- Title card (2012–present)
- Hangul: 슈퍼스타 K
- RR: Syupeoseuta K
- MR: Syup'ŏsŭt'a K
- Judges: Lee Seung-chul (2009–2014) Lee Hyori (2009) Yang Hyun-seok (2009) Yoon Jong-shin (2010–2011, 2013–2015) Uhm Jung-hwa (2010) Yoon Mi-rae (2011–2012) Psy (2012) Lee Ha-neul (2013) Baek Ji-young (2014–2015) Sung Si-kyung (2015) Kim Bum-soo (2014–2016) Gummy (2016) Gil Seong-joon (2016) Kim Yeon Woo (2016) Brave Brothers (2016) Ailee (2016) Han Sung Ho (2016)
- Theme music composer: Hajak
- Country of origin: South Korea
- Original language: Korean
- No. of seasons: 8
- No. of episodes: 110 12 (Superstar K1) 14 (Superstar K2) 14 (Superstar K3) 15 (Superstar K4) 15 (Superstar K5) 14 (Superstar K6) 14 (Superstar K7) 12 (Superstar K 2016)

Production
- Production locations: Initial auditions: Various locations in Korea, China, USA, and later Australia
- Running time: 80 – 90 minutes (regular) 48 – 169 minutes
- Production companies: CJ E&M Music and Live CJ E&M Signal Entertainment Group (since 2016)

Original release
- Network: Mnet
- Release: 2009 – 2016

= Superstar K =

South Korean television series

Superstar K is a South Korean television talent show series which is held yearly. First held in 2009, Superstar K has increasingly gained more attention, considered the biggest audition program in South Korea. Superstar K's concept involves that of finding the next "superstar," with the winner each week determined with a combination of the scores given by judges and votes from viewers.
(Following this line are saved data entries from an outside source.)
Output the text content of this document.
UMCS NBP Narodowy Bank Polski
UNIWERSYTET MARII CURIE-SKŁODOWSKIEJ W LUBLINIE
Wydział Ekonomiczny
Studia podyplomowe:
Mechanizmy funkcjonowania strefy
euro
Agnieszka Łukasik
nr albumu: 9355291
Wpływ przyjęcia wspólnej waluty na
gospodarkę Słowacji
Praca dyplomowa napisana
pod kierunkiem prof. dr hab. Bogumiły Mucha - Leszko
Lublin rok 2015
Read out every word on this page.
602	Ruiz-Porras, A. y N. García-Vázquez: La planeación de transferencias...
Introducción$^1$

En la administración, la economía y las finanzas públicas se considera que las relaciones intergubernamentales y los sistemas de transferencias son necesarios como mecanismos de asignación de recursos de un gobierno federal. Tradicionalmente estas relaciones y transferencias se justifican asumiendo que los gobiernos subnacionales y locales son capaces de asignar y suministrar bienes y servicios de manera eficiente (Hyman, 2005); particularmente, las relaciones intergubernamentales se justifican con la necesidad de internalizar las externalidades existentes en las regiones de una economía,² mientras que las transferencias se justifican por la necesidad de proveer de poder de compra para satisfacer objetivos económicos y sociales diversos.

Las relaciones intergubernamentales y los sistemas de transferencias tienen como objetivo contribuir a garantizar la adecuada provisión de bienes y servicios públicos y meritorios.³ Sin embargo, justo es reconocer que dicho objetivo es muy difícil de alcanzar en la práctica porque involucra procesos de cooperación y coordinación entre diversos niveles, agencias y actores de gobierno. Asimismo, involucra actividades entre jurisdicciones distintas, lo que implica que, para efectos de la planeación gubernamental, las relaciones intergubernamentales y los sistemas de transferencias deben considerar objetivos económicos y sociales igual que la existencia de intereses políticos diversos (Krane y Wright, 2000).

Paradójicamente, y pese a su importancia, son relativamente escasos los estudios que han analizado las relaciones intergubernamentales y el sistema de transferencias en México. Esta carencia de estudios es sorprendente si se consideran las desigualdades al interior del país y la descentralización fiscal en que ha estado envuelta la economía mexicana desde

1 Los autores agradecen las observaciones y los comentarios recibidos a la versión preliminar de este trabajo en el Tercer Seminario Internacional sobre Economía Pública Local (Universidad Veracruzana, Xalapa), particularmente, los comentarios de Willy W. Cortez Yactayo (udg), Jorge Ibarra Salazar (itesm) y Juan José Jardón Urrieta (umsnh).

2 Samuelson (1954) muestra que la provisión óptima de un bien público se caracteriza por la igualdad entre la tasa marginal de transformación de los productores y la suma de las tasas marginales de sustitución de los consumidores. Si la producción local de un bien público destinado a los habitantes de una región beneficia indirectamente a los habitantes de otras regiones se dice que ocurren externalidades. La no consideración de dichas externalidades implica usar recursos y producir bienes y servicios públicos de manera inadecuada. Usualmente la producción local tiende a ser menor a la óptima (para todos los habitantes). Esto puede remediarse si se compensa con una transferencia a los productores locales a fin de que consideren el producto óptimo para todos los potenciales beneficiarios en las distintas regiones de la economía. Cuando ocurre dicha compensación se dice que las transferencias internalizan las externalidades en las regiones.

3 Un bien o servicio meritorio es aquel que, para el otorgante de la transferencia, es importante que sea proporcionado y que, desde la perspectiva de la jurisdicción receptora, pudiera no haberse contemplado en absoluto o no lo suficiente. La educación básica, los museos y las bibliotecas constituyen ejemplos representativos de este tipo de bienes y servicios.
The show received immense popularity for its first three seasons, discovering popular acts such as Seo In-guk, Huh Gak, John Park, Kang Seungyoon, Ulala Session and Busker Busker, and reached its peak in ratings in its fourth season with Roy Kim and Jung Joon-young as its forefront. The show saw a decline in popularity and ratings starting from its fifth season. The eighth season of Superstar K broke with tradition and abandoned the series number in its name, and was instead called Superstar K 2016.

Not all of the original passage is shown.